From 1941 to 1945, Imotski was part of the Independent State of Croatia. In April 1944, German forces shot down three American B-24s. The local population saved many of the American personnel despite being bombed by them. One airman/paratrooper, Marion Dropulich, who crashed near Imotski but survived and was taken by Italian soldiers, happened to have been a Croatian American with immediate Imotski ancestry.

== Climate ==
The climate is modified Mediterranean, with the highest air temperature averaging 26 °C during July and the lowest averaging 5 °C, in January. Summers are usually very hot during the day, temperature goes up to 40 °C. Temperatures above 10 °C last for more than 250 days a year.

Since records began in 1981, the highest temperature recorded at the local weather station was 40.7 C, on 10 August 2017. The coldest temperature was -12.1 C, on 7 January 2017.
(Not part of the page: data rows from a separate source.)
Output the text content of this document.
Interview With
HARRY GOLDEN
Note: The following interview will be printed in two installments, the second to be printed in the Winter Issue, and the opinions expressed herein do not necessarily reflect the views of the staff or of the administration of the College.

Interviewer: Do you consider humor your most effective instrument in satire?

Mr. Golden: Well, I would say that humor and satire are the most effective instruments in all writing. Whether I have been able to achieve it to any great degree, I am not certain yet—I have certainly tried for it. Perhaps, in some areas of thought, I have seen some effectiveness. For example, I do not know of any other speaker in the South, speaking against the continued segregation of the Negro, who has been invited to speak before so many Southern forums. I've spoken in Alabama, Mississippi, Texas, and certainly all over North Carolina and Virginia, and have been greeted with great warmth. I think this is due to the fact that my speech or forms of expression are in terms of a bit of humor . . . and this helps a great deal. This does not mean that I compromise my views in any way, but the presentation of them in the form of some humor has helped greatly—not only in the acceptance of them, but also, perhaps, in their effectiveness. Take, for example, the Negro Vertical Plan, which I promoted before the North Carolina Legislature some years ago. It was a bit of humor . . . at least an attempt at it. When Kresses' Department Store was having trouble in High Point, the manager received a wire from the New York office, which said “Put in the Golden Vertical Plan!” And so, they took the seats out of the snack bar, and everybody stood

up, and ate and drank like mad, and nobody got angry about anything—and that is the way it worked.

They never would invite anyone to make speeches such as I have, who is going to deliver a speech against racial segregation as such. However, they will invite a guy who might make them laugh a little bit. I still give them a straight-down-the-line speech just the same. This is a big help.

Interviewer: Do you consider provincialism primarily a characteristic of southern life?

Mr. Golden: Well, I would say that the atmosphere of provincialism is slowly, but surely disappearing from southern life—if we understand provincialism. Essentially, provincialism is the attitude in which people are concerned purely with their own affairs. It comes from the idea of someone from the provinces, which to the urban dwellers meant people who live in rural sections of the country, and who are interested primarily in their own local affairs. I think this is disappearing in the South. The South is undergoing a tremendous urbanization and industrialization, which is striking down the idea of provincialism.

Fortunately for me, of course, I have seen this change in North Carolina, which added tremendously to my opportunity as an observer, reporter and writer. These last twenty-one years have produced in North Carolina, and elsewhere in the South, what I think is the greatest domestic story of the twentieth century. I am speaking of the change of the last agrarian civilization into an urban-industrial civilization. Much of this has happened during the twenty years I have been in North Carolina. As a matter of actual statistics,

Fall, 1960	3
Two kinds of wind are common in the area - the northern to north-eastern bora, which usually brings cold and clear weather in winter, and the southern to south-eastern sirocco, which often brings rain.

== Population ==
According to the 2011 census, the town proper has a population of 4,757, while the whole municipality has a population of 10,764. The absolute majority are Croats with 96.78% of the population.
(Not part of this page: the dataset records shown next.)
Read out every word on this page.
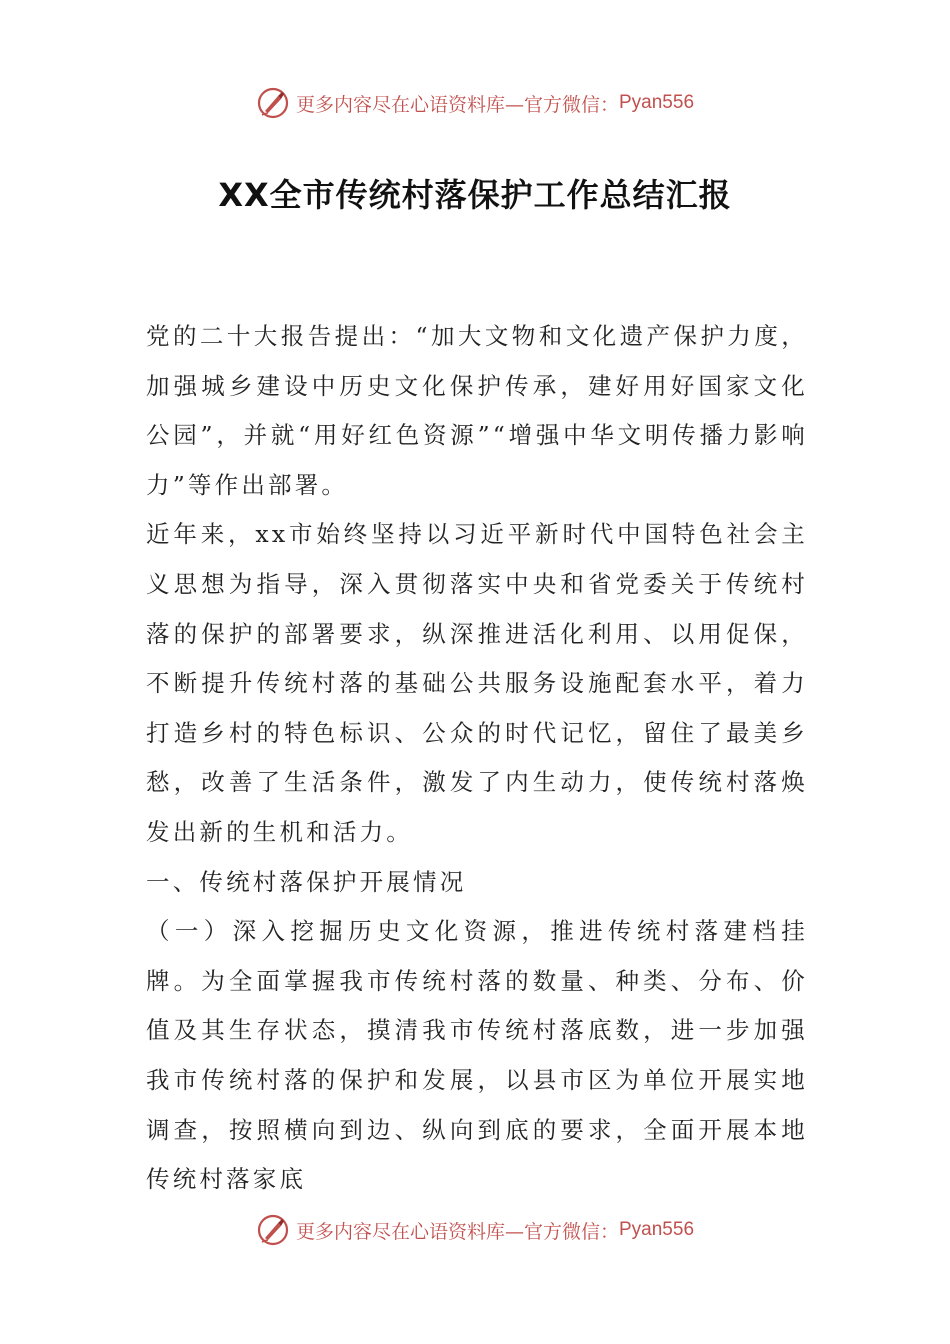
更多内容尽在心语资料库—官方微信： Pyan556
XX全市传统村落保护工作总结汇报

党的二十大报告提出：“加大文物和文化遗产保护力度，加强城乡建设中历史文化保护传承，建好用好国家文化公园”，并就“用好红色资源”“增强中华文明传播力影响力”等作出部署。

近年来，xx市始终坚持以习近平新时代中国特色社会主义思想为指导，深入贯彻落实中央和省党委关于传统村落的保护的部署要求，纵深推进活化利用、以用促保，不断提升传统村落的基础公共服务设施配套水平，着力打造乡村的特色标识、公众的时代记忆，留住了最美乡愁，改善了生活条件，激发了内生动力，使传统村落焕发出新的生机和活力。

一、传统村落保护开展情况

（一）深入挖掘历史文化资源，推进传统村落建档挂牌。为全面掌握我市传统村落的数量、种类、分布、价值及其生存状态，摸清我市传统村落底数，进一步加强我市传统村落的保护和发展，以县市区为单位开展实地调查，按照横向到边、纵向到底的要求，全面开展本地传统村落家底

更多内容尽在心语资料库—官方微信： Pyan556
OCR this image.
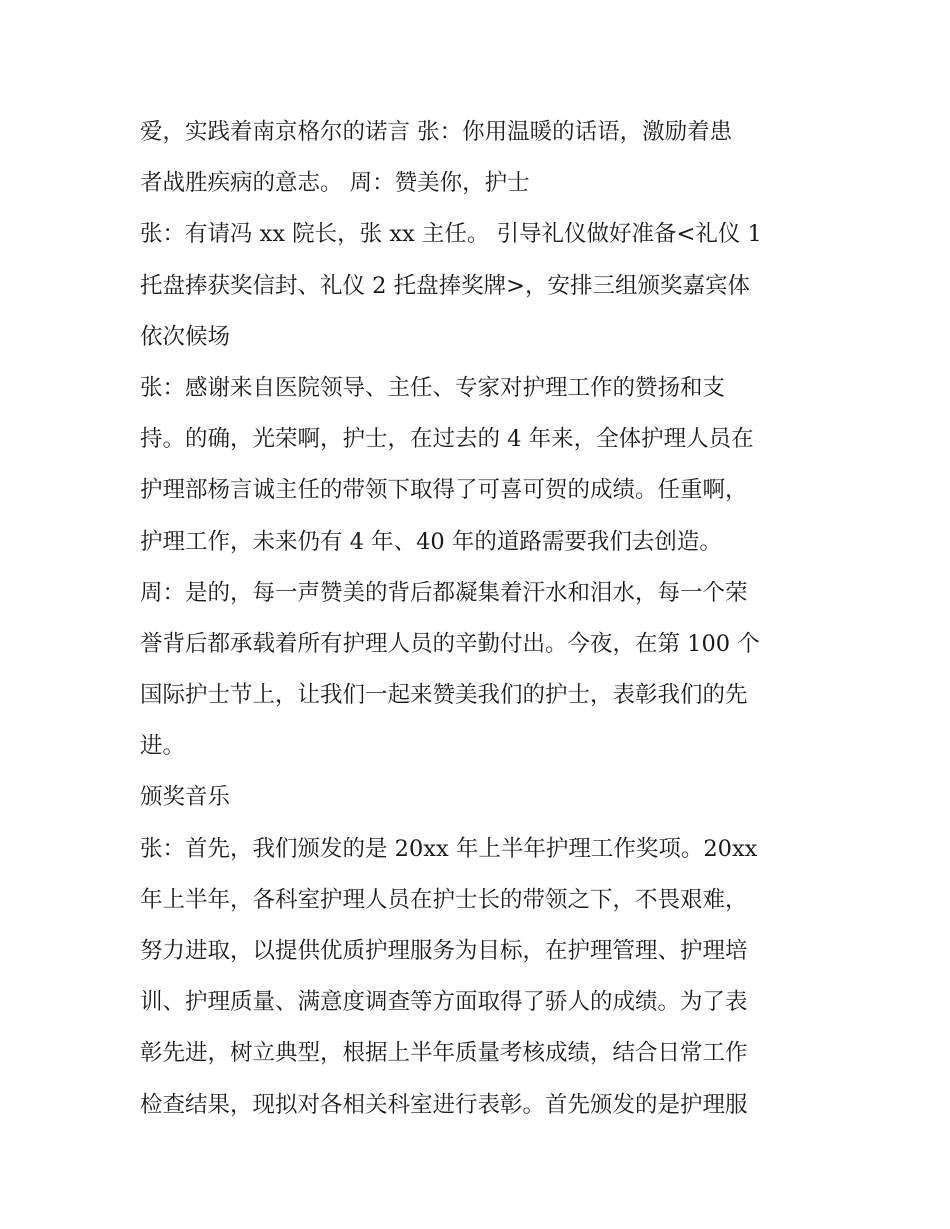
爱，实践着南京格尔的诺言 张：你用温暖的话语，激励着患
者战胜疾病的意志。 周：赞美你，护士
张：有请冯 xx 院长，张 xx 主任。 引导礼仪做好准备<礼仪 1
托盘捧获奖信封、礼仪 2 托盘捧奖牌>，安排三组颁奖嘉宾体
依次候场
张：感谢来自医院领导、主任、专家对护理工作的赞扬和支
持。的确，光荣啊，护士，在过去的 4 年来，全体护理人员在
护理部杨言诚主任的带领下取得了可喜可贺的成绩。任重啊，
护理工作，未来仍有 4 年、40 年的道路需要我们去创造。
周：是的，每一声赞美的背后都凝集着汗水和泪水，每一个荣
誉背后都承载着所有护理人员的辛勤付出。今夜，在第 100 个
国际护士节上，让我们一起来赞美我们的护士，表彰我们的先
进。
颁奖音乐
张：首先，我们颁发的是 20xx 年上半年护理工作奖项。20xx
年上半年，各科室护理人员在护士长的带领之下，不畏艰难，
努力进取，以提供优质护理服务为目标，在护理管理、护理培
训、护理质量、满意度调查等方面取得了骄人的成绩。为了表
彰先进，树立典型，根据上半年质量考核成绩，结合日常工作
检查结果，现拟对各相关科室进行表彰。首先颁发的是护理服
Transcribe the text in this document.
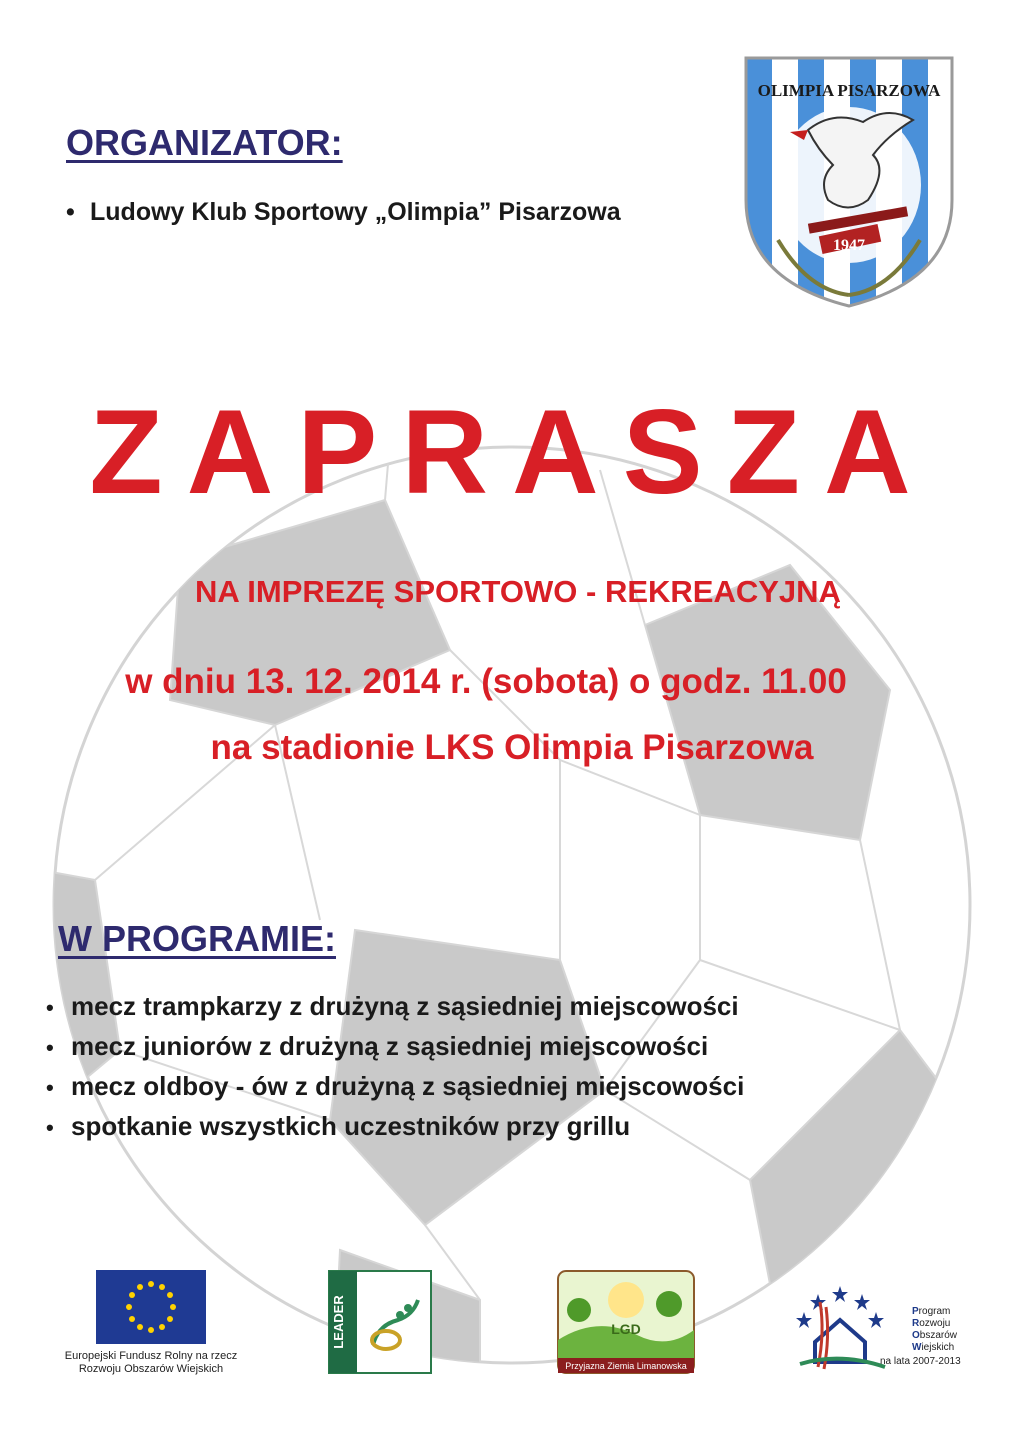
ORGANIZATOR:
• Ludowy Klub Sportowy „Olimpia” Pisarzowa
1947
OLIMPIA PISARZOWA
ZAPRASZA
NA IMPREZĘ SPORTOWO - REKREACYJNĄ
w dniu 13. 12. 2014 r. (sobota) o godz. 11.00
na stadionie LKS Olimpia Pisarzowa
W PROGRAMIE:
• mecz trampkarzy z drużyną z sąsiedniej miejscowości
• mecz juniorów z drużyną z sąsiedniej miejscowości
• mecz oldboy - ów z drużyną z sąsiedniej miejscowości
• spotkanie wszystkich uczestników przy grillu
Europejski Fundusz Rolny na rzecz
Rozwoju Obszarów Wiejskich
LEADER	LGD
Przyjazna Ziemia Limanowska
Program
Rozwoju
Obszarów
Wiejskich
na lata 2007-2013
The Town of Imotski administratively consists of the following settlements:

- Donji Vinjani - 2,169
- Glavina Donja - 1,748
- Glavina Gornja - 283
- Gornji Vinjani - 1,422
- Imotski - 4,757
- Medvidovića Draga - 385

== Notable people ==

Žarko Domljan, the first Speaker of the Croatian Parliament, was born in Imotski. The famous poet Tin Ujević spent part of his childhood in Imotski. Politician, poet and Croatian dissident Vlado Gotovac was born and spent his early years in Imotski. The town itself is home to the Croatian league football club NK Imotski.
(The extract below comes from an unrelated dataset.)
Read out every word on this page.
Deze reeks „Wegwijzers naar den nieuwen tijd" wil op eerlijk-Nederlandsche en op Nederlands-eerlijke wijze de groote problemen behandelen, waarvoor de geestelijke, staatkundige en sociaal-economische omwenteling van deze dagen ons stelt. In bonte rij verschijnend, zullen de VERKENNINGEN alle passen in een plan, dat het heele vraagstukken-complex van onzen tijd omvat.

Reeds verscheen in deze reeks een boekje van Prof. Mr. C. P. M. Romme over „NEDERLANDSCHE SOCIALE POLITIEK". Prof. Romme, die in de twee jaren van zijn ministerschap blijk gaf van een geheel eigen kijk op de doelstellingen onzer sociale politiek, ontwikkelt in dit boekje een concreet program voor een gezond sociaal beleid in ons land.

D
There are other individuals born in Imotski to have made their names known outside of the local region. Notably, Dr Petar Vuković, renowned physician and literary critic, was born and raised, and still lives in Imotski. In the world of entertainment, there is the singer Neda Ukraden and film director Antun Vrdoljak. Sports stars include female tennis player Silvija Talaja and footballers Zvonimir Boban, Tomislav Bušić, Ivan Gudelj, Ante Rebić and Ante Šuto. The father of former Canada national men's ice hockey team captain Joe Sakic, Marijan Šakić, is from Imotski. The famous boxer Mate Parlov was born near Imotski in the village of Ričice. Zvonko Bušić, a Croatian emigrant notorious for the TWA Flight 355 hijacking, was also from Imotski as well as famous dissident Bruno Bušić. Dinko Šakić, a fascist leader in the Nazi puppet state Independent State of Croatia, was born in Imotski, and Veljko Kadijević, Minister of Defence in the Yugoslav government from 1988 to 1992, was born in Glavina Donja, near Imotski, but then moved to Moscow, Russia.